Johnny, Mang Dante, Celia and Tommy work to rebuild the house. It is implied that Johnny will stay at the farm to take care of it. He and Tommy offer flowers at the shrine, which has pictures of Nena and Vanessa. As they walk away, Vanessa's vengeful spirit appears behind them.

==Cast==
- Darrel Gamotin as Johnny, a rebellious young Pinoy from Canada who is initially reluctant to go to the Philippines. He barely remembers his time in the Philippines, and neither speaks nor understands Tagalog.
- Nadine Villasin as Anna, Johnny's prissy older sister who accompanies him to the Philippines. Unlike her brother, she doesn't lose sight of her heritage.
- Phoemela Baranda as Vanessa, Anna, and Johnny's cousin. She's a Manila junior socialite who shares Johnny's taste for drugs and trouble.
- Nicco Lorenzo Garcia as Tommy, Lola's adoptive autistic grandson. He's usually at the receiving end of Vanessa's ire and the butt of her friends' jokes. Johnny develops a positive bond with him.
- Nonie Buencamino as Mang Dante, the family driver/helper. He appears to be able to "see" and "talk" to the entities in the land, similar to Tommy.
- Susan Africa as Celia, Tommy's nanny. She genuinely cares for Tommy and goes to great lengths to ensure his well-being.
- Caroline Mangosing as Lola Nena, or simply Lola. She had an exceptionally close relationship with Johnny during his younger years.
- Victor Neri as Ronnie, a local drug dealer and Vanessa's friend.
- Cholo Barretto as Paolo, one of Vanessa's friends. He's the one with the least air in their circle.
- Ketchup Eusebio as Nico, one of Vanessa's friends. He's the one with the worst attitude in their circle. He also tends to pick on Tommy.
- Shamaine Centenera-Buencamino as Martha, Vanessa's mother.
- Gamaliel Viray as Lawyer, Lola Nena's lawyer who shared their inheritance for the three grandchildren.
- Malou Crisologo as Albularya
- Ces Aldaba as Mariano
- Raul Dillo as Kapre
- Lani Tapia as Manananggal
- Joshua Young as young Johnny
- Kryx San Gabriel as Jun
- Rose Constantino as Girlie

Cameos include Tirso Cruz III and Jacklyn Jose as Mr. and Ms. de Jesus-Reyes, Johnny and Anna's parents, Alan Paule as Lolo Ramon, the siblings' grandfather, and Angel Aquino as Ruby, A grandfather's mistress.

==Music==
The original theme is composed by the writer/director/editor Romeo Candido. The original soundtrack is also music by Romeo Candido.
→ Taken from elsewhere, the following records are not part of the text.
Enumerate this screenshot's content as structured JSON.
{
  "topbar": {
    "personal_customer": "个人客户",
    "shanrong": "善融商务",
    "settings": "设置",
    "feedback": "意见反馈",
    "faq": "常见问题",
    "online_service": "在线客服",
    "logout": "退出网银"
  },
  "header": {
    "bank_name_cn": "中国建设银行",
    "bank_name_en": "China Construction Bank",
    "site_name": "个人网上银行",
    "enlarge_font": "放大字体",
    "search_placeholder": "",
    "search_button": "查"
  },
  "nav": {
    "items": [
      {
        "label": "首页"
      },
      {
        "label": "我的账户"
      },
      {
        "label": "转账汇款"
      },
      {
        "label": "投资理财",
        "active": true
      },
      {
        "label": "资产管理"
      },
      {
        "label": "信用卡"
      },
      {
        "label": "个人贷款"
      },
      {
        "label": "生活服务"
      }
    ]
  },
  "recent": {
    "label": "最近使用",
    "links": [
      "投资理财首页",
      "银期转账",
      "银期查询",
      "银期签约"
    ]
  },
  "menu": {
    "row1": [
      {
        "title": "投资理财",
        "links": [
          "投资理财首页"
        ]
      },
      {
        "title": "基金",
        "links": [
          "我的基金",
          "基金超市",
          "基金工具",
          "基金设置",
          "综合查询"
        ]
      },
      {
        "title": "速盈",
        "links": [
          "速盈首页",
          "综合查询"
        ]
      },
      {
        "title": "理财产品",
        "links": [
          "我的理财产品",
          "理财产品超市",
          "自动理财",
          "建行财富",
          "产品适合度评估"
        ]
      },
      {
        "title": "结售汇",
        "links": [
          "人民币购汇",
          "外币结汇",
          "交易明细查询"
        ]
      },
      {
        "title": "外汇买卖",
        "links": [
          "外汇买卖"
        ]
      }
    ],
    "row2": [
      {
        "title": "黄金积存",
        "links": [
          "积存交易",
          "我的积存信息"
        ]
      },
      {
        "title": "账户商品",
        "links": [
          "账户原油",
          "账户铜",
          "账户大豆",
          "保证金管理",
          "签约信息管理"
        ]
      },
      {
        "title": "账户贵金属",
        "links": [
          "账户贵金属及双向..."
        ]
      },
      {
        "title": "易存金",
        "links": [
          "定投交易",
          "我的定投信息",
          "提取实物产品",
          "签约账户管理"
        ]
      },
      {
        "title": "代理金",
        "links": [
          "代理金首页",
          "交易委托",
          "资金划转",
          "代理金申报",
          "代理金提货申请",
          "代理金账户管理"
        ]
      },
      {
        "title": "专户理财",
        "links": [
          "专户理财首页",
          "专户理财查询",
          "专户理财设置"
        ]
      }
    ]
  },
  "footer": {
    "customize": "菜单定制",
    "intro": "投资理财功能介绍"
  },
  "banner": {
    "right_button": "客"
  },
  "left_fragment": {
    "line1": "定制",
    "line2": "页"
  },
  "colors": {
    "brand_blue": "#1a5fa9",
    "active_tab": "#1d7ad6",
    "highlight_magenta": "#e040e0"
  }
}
The rest of the score is by Gerard Salonga, and the score is recorded with the Global Studio Orchestra in Manila, Philippines. Samples of the music are available from the official website . Gerard Salonga has worked with artists such as Lea Salonga (his sister) and Martin Nievera. He has also arranged and conducted the Philippine Philharmonic Orchestra and Manila Philharmonic Orchestra.